A conjugate heat transfer simulation of transient turbulent flow in a scaled turbine valve, which usually occurs in the fast start-up processes of coal-fired power plants, was performed against experimental validation. A high-temperature (615 °C) experimental system with a scaled (1:3) turbine valve was set up at Pennsylvania State University. Eighty thermocouples were flush-mounted in streamwise and circumferential directions inside the valve body, and spatio-temporally varying temperature and temperature gradients were acquired as the mainstream temperature and pressure rapidly varied. A simulation using the shear stress transport model showed considerably better agreement with the measured temperature than the standard k-ε model and the Realizable k-ε model; the numerical errors in valve top, valve chamber, valve seat and valve diffuser were below 1%, 2%, 5% and 8%, respectively.
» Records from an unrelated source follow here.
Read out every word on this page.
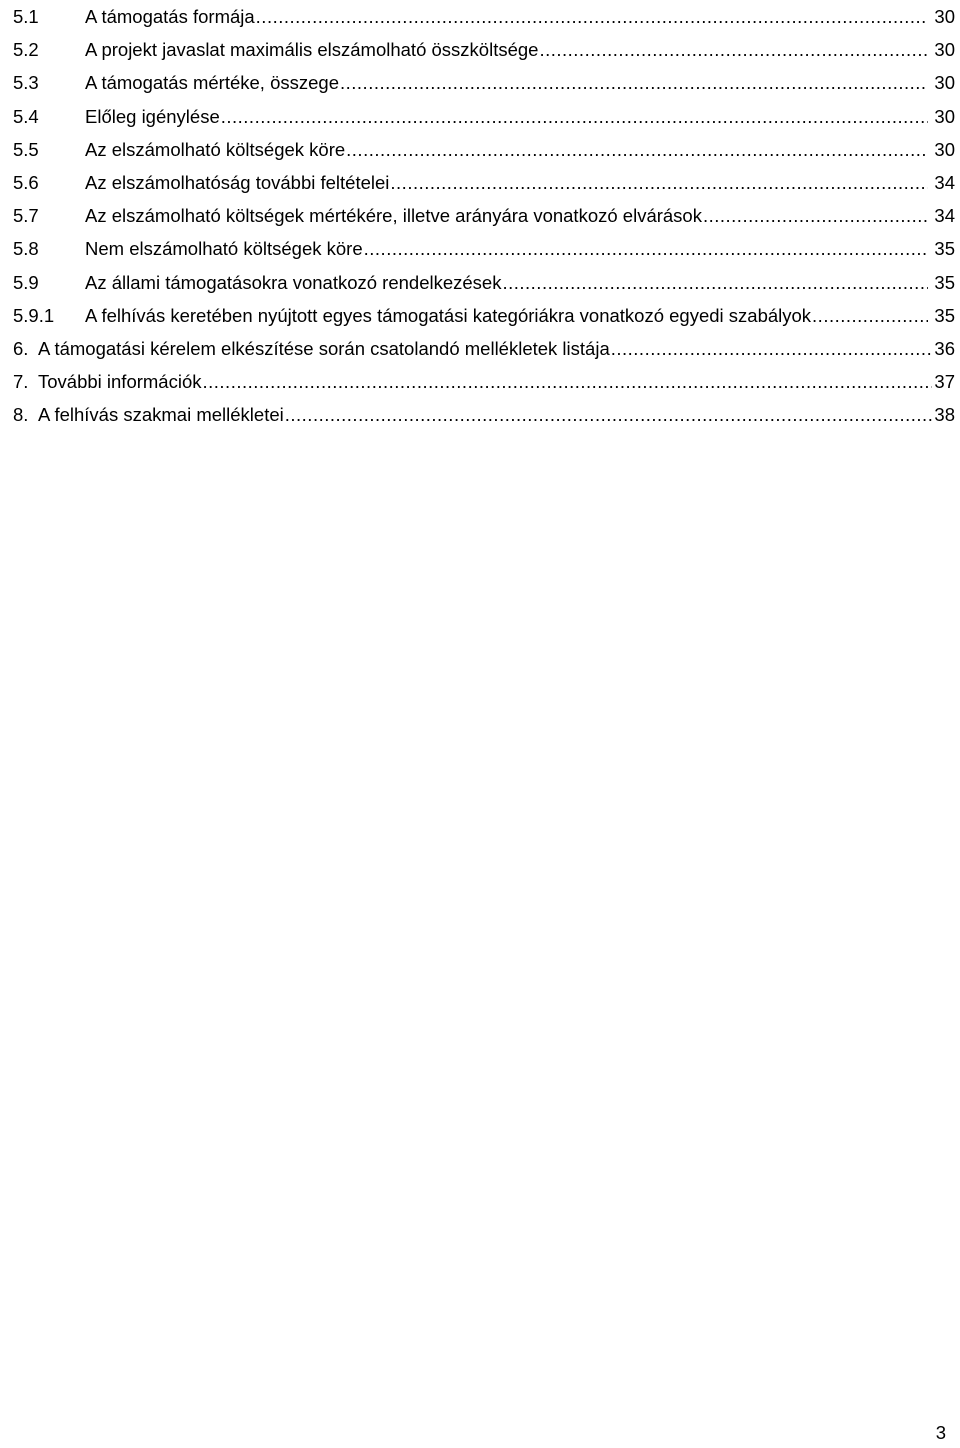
5.1	A támogatás formája .....	30
5.2	A projekt javaslat maximális elszámolható összköltsége .....	30
5.3	A támogatás mértéke, összege .....	30
5.4	Előleg igénylése .....	30
5.5	Az elszámolható költségek köre .....	30
5.6	Az elszámolhatóság további feltételei .....	34
5.7	Az elszámolható költségek mértékére, illetve arányára vonatkozó elvárások .....	34
5.8	Nem elszámolható költségek köre .....	35
5.9	Az állami támogatásokra vonatkozó rendelkezések .....	35
5.9.1	A felhívás keretében nyújtott egyes támogatási kategóriákra vonatkozó egyedi szabályok .....	35
6. A támogatási kérelem elkészítése során csatolandó mellékletek listája .....	36
7. További információk .....	37
8. A felhívás szakmai mellékletei .....	38
3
However, the largest errors located in the upper diffuser were confirmed to be associated with alternating oscillations of the annular attachment jet along the diffuser surfaces. Further investigations of transient thermal behaviors demonstrated that the instability of large-scale vortical structures inside the valve diffuser significantly enhanced heat transfer between the valve body and the air flow. In addition, upstream straighteners enabled the formation of separated secondary flow structures inside the diffuser, resulting in non-uniform heat transfer along the valve’s circumferential direction.